I agree it all depends on the program. Frankly having been in all 3 Diploma is definitely first in getting skills. I did not finish that one for personal reasons.
I went right to a BS program and felt we stood around more than participated. Then after I got married I dropped out for 9 years and went to an associate program. 3 courses tough as nails-8 hours a day 4 days a week clinical- classes sometimes til 6 at night. I was ready to ride when I graduated.
So that's 3 programs out of the bazillion out there;it's like comparing apples, pecans and pvc pipe.
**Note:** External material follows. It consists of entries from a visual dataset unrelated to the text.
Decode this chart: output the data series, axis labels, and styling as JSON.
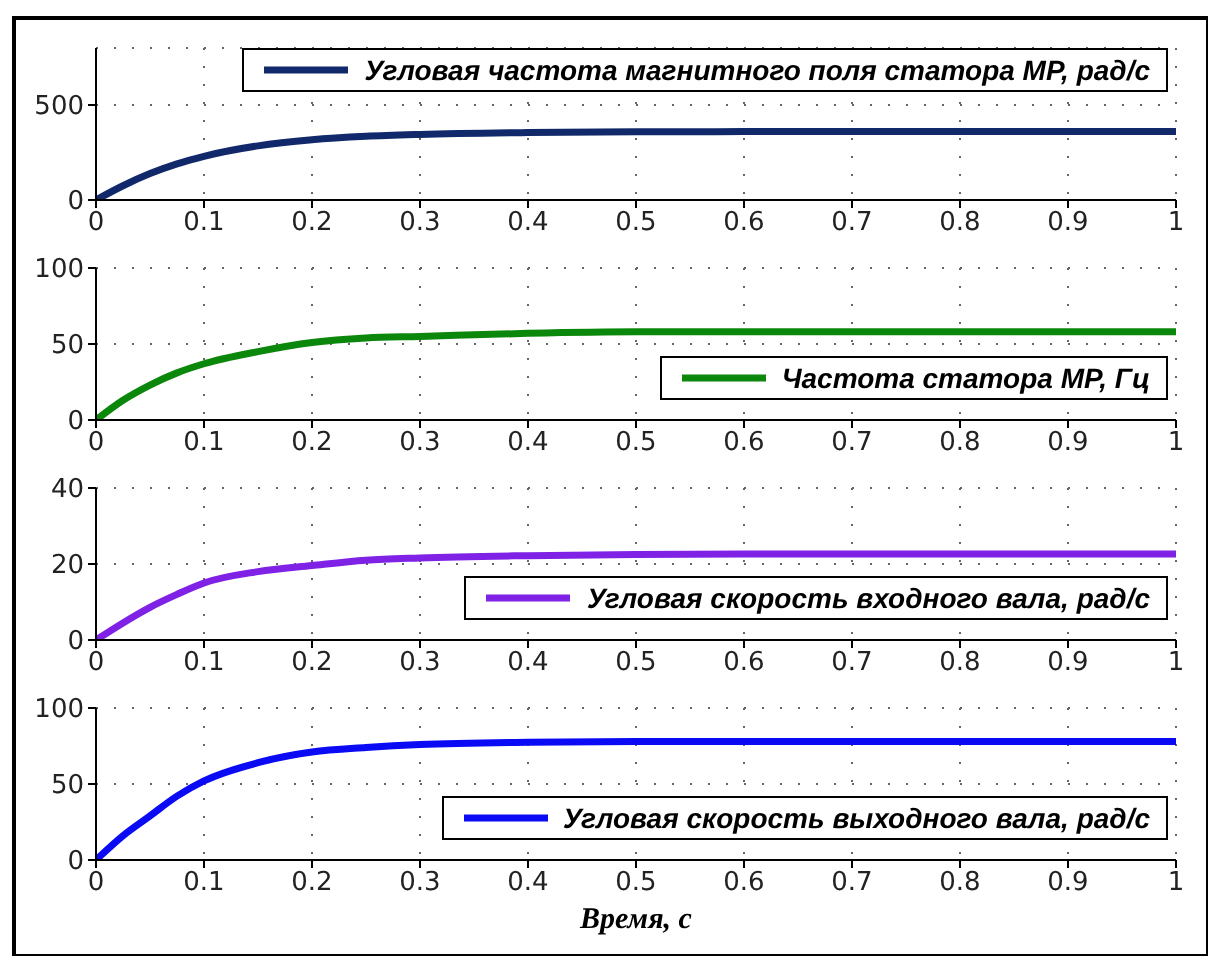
{
  "chart_data": [
    {
      "type": "line",
      "x": [
        0,
        0.025,
        0.05,
        0.075,
        0.1,
        0.15,
        0.2,
        0.25,
        0.3,
        0.4,
        0.5,
        0.6,
        0.8,
        1
      ],
      "series": [
        {
          "name": "Угловая частота магнитного поля статора МР, рад/с",
          "color": "#11296b",
          "values": [
            0,
            75,
            139,
            190,
            230,
            285,
            317,
            335,
            345,
            355,
            359,
            360,
            361,
            361
          ]
        }
      ],
      "xlim": [
        0,
        1
      ],
      "xticks": [
        0,
        0.1,
        0.2,
        0.3,
        0.4,
        0.5,
        0.6,
        0.7,
        0.8,
        0.9,
        1
      ],
      "ylim": [
        0,
        800
      ],
      "yticks": [
        0,
        500
      ],
      "grid": true,
      "legend": "top right",
      "marker": "none",
      "line_style": "solid"
    },
    {
      "type": "line",
      "x": [
        0,
        0.025,
        0.05,
        0.075,
        0.1,
        0.15,
        0.2,
        0.25,
        0.3,
        0.4,
        0.5,
        0.6,
        0.8,
        1
      ],
      "series": [
        {
          "name": "Частота статора МР, Гц",
          "color": "#0b870b",
          "values": [
            0,
            13,
            23,
            31,
            37,
            45,
            51,
            54,
            55,
            57,
            58,
            58,
            58,
            58
          ]
        }
      ],
      "xlim": [
        0,
        1
      ],
      "xticks": [
        0,
        0.1,
        0.2,
        0.3,
        0.4,
        0.5,
        0.6,
        0.7,
        0.8,
        0.9,
        1
      ],
      "ylim": [
        0,
        100
      ],
      "yticks": [
        0,
        50,
        100
      ],
      "grid": true,
      "legend": "bottom right",
      "marker": "none",
      "line_style": "solid"
    },
    {
      "type": "line",
      "x": [
        0,
        0.025,
        0.05,
        0.075,
        0.1,
        0.15,
        0.2,
        0.25,
        0.3,
        0.4,
        0.5,
        0.6,
        0.8,
        1
      ],
      "series": [
        {
          "name": "Угловая скорость входного вала, рад/с",
          "color": "#8022e6",
          "values": [
            0,
            4.5,
            8.6,
            12,
            15,
            18,
            19.6,
            21,
            21.6,
            22.2,
            22.5,
            22.6,
            22.6,
            22.6
          ]
        }
      ],
      "xlim": [
        0,
        1
      ],
      "xticks": [
        0,
        0.1,
        0.2,
        0.3,
        0.4,
        0.5,
        0.6,
        0.7,
        0.8,
        0.9,
        1
      ],
      "ylim": [
        0,
        40
      ],
      "yticks": [
        0,
        20,
        40
      ],
      "grid": true,
      "legend": "bottom right",
      "marker": "none",
      "line_style": "solid"
    },
    {
      "type": "line",
      "x": [
        0,
        0.025,
        0.05,
        0.075,
        0.1,
        0.15,
        0.2,
        0.25,
        0.3,
        0.4,
        0.5,
        0.6,
        0.8,
        1
      ],
      "series": [
        {
          "name": "Угловая скорость выходного вала, рад/с",
          "color": "#0a0af5",
          "values": [
            0,
            16,
            29,
            42,
            52,
            64,
            71,
            74,
            76,
            77.5,
            78,
            78,
            78,
            78
          ]
        }
      ],
      "xlim": [
        0,
        1
      ],
      "xticks": [
        0,
        0.1,
        0.2,
        0.3,
        0.4,
        0.5,
        0.6,
        0.7,
        0.8,
        0.9,
        1
      ],
      "ylim": [
        0,
        100
      ],
      "yticks": [
        0,
        50,
        100
      ],
      "grid": true,
      "legend": "bottom right",
      "marker": "none",
      "line_style": "solid",
      "xlabel": "Время, с"
    }
  ]
}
You have to investigate before you start to find out how many clinical hours you need-and how many skills you can get in those hours.
maybe my question should be do u actually get hands on experience in clincals if you pursue a bsn?
Yes, you do; you'll place Foleys, initiate IVs, give meds, learn charting, do assessments, etc etc... with a 2-year program that's done in 4 semesters (5 if you do an LPN exit); with a 4-year BSN program, it's spread out more. If you want more hands-on training, know your stuff before you show up to clinicals; be ready to volunteer to assist with placing a chest tube, remove staples, do an IV push... whatever might happen. If you show aptitude and are willing to be the first to try something, your instructor will likely take notice and let you do more. I can't tell you how many times at the start of clinicals my instructor would pop her head into a room and go "Anyone want to d/c an epidural?" and the students would look nervously at each other and wait for someone else to volunteer. Get the basics down (sterile procedures, how to admin different types of injections, etc) from your book and be the first to jump on whatever opportunities your instructor provides.
It depends alot on the program like everyone has said. In general it depends on what your trained to do. Clinical skill focused on a little more in associate level. Management, academic is pushed more in BSN. You can't really answer which trains you better, you need to differentiate what it is you want to be trained for. My program had very little clinical training. I didn't know what working as a nurse was until after graduation, but I sure could write a paper about it, lol.
Where I live, the technical school that offers the ADN definately prepares students better in clinicals than the BSN at the university. The students in the ADN program were pretty much thrown in with the wolves in their first semester. There is no walking around with a nurse and watching like the students in the BSN program. I'm not saying that ADN nurses are better than BSNs, but they do get better prepared in my area.
it definately depends on the program. I had a friend in BSN, while i was in ADN. We both had two clinical days per week. I was at the same hospital on the same floor for both days. and they were only for 8 hours, not 12. My friend had one day at the hospital, and one day at a prison, or community, etc. She was a lil more afraid of performing skills than I, but i can not say that is because of her program. I know that she took more leadership and theory style classes, which you will need to take when you go for BSN. And hospitals want you to go back for your BSN. At first, i dreaded the thought, but now, im excited to further my education, while getting on the job experience. good luck homie.
I know in my area ADN graduates tend to have more experience with the technical skills compared to BSNs. At the end of the day, the choice between which program to get into depends on your ultimate career goals. If you plan on going back to school later on to be a NP or teach it makes sense to go for the the BSN right away.